In May, we learned that Nvidia and Adobe had teamed up to speed up the next version of Photoshop using GeForce GPUs. Nvidia shed more light on the subject today, and it turns out the two companies have implemented GPU acceleration in three upcoming apps: Photoshop CS4, Premiere CS4, and After Effects CS4.
In Photoshop CS4, Adobe uses GPU-acceleration voodoo for smooth image rotation, smooth zooming and panning, 2D and 3D compositing, high-quality antialiasing, HDR tone mapping, and color conversion. After Effects CS4 taps the GPU to apply effects like depth-of-field and turbulent noise in real time, while Premiere Pro CS4 accelerates “motion, opacity, color, and image distortion” with the GPU. Check out Photoshop CS4’s GPU-accelerated canvas rotation in action below:
Premiere Pro CS4 users with Quadro professional GPUs will also be able to grab Elemental’s RapiHD plug-in, which uses CUDA to speed up high-definition video encoding significantly. According to Nvidia, compressing a two-hour high-definition video to H.264 can take around 28 hours on a CPU, but RapiHD can cut that to just 2.5-3 hours.

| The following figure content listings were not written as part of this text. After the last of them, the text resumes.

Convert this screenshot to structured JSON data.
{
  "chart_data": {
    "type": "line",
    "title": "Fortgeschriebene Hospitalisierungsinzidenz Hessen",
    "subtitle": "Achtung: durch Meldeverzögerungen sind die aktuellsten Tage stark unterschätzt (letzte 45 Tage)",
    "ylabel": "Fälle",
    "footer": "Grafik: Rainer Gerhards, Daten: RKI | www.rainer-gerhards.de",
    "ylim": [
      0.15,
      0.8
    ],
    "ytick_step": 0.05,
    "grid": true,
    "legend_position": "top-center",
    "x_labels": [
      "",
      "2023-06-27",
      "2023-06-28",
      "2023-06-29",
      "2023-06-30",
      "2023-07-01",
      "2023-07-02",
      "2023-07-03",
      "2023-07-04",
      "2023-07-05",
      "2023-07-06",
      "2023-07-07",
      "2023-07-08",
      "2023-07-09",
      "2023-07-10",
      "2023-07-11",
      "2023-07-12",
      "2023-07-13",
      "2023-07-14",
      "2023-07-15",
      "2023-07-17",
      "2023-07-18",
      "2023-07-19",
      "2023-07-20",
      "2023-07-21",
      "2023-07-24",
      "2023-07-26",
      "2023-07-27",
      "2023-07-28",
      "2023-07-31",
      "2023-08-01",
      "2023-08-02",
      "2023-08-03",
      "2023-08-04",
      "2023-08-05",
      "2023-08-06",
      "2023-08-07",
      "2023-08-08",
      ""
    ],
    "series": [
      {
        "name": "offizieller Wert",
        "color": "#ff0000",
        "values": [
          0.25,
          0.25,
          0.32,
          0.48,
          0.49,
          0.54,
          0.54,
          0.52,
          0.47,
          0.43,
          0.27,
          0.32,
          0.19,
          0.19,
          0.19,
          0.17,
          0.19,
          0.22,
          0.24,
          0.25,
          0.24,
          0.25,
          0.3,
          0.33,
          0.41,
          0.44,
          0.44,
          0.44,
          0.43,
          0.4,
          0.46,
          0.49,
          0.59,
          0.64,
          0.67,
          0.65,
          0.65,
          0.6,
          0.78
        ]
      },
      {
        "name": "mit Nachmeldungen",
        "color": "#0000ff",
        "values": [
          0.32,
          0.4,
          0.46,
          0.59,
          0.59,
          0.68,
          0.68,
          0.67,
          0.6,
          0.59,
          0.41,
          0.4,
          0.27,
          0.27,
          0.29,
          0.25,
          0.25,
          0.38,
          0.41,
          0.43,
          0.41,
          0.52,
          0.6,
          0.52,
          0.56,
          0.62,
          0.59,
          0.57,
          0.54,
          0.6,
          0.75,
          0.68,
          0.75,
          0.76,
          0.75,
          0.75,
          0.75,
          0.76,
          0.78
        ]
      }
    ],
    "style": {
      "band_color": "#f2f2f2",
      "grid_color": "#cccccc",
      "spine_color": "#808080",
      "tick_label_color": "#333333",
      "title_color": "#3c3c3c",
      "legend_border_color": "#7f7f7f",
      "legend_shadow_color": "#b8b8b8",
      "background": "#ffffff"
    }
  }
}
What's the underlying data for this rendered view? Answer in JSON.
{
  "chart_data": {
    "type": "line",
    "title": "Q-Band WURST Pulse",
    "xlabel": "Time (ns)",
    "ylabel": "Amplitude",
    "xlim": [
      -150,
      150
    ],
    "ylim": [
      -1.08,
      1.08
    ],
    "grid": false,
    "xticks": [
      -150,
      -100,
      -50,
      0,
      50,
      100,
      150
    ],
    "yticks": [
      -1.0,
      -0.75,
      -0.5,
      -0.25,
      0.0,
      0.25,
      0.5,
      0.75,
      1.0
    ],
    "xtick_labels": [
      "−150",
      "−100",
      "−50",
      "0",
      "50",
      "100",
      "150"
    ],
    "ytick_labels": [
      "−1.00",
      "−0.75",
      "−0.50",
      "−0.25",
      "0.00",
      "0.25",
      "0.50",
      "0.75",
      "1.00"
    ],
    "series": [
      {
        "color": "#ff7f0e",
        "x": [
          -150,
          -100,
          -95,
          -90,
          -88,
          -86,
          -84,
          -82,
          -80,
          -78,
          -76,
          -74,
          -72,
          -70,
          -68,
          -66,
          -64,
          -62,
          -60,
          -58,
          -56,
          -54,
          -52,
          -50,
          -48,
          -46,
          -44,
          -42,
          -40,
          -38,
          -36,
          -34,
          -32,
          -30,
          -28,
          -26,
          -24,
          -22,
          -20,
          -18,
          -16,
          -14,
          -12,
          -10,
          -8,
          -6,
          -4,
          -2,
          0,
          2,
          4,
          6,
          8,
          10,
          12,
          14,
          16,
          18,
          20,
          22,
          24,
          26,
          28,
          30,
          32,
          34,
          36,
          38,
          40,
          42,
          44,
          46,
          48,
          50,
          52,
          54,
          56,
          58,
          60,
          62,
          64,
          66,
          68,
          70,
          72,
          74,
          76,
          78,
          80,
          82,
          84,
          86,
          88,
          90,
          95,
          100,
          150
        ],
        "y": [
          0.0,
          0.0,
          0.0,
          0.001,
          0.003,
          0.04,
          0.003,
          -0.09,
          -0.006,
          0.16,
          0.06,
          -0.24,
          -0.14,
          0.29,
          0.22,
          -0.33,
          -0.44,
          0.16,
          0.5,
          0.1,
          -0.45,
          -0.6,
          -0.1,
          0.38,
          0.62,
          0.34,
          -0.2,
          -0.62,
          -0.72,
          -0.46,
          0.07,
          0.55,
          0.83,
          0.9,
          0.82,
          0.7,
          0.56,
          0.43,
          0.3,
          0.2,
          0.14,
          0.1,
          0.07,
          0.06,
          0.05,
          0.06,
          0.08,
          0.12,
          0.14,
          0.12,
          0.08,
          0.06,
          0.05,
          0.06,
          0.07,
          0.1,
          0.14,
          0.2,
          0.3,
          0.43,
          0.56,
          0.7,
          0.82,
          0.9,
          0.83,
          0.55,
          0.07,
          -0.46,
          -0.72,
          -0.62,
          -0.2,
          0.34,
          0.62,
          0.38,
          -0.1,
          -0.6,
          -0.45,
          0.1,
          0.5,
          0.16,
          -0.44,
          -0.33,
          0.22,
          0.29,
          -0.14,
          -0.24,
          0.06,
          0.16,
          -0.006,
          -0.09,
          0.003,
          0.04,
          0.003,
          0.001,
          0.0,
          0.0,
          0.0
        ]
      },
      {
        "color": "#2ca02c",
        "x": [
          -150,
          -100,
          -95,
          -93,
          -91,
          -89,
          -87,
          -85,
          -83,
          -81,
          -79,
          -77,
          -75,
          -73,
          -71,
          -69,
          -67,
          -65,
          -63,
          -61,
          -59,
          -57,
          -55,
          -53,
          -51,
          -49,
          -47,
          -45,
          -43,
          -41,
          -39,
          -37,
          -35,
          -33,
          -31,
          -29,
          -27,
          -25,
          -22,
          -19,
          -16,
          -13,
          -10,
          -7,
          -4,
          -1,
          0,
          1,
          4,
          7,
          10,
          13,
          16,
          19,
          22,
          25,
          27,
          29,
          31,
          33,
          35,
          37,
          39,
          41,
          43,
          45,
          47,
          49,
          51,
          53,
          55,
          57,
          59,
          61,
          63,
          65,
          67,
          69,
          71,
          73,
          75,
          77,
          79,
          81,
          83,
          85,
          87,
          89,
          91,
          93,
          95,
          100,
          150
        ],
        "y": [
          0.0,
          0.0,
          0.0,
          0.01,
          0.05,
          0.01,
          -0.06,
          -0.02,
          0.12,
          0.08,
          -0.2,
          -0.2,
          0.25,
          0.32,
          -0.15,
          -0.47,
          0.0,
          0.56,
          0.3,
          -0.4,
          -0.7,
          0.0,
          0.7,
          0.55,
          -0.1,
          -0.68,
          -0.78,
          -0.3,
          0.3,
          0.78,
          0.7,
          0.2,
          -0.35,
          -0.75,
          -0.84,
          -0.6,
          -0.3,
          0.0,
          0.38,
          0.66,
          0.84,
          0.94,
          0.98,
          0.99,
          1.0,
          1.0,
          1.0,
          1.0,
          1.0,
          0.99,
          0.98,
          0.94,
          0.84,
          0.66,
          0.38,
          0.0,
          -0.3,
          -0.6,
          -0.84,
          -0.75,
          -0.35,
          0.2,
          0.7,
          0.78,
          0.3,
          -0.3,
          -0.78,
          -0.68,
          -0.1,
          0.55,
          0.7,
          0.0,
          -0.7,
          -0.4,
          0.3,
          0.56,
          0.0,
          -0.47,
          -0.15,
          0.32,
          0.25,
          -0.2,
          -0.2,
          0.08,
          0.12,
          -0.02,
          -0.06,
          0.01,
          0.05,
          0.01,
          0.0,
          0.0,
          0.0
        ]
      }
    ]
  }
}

With the exception of RapiHD, all of the aforementioned features require only GeForce FX or better graphics cards with 512MB of memory. Those features uses the traditional graphics rendering pipeline, too, so owners of AMD GPUs should have no trouble enjoying the same goodies. Nvidia does boast that it co-developed some of the GPU acceleration elements with Adobe, however, and it expects to see CUDA-based Photoshop CS4 plug-ins come out over the next two months.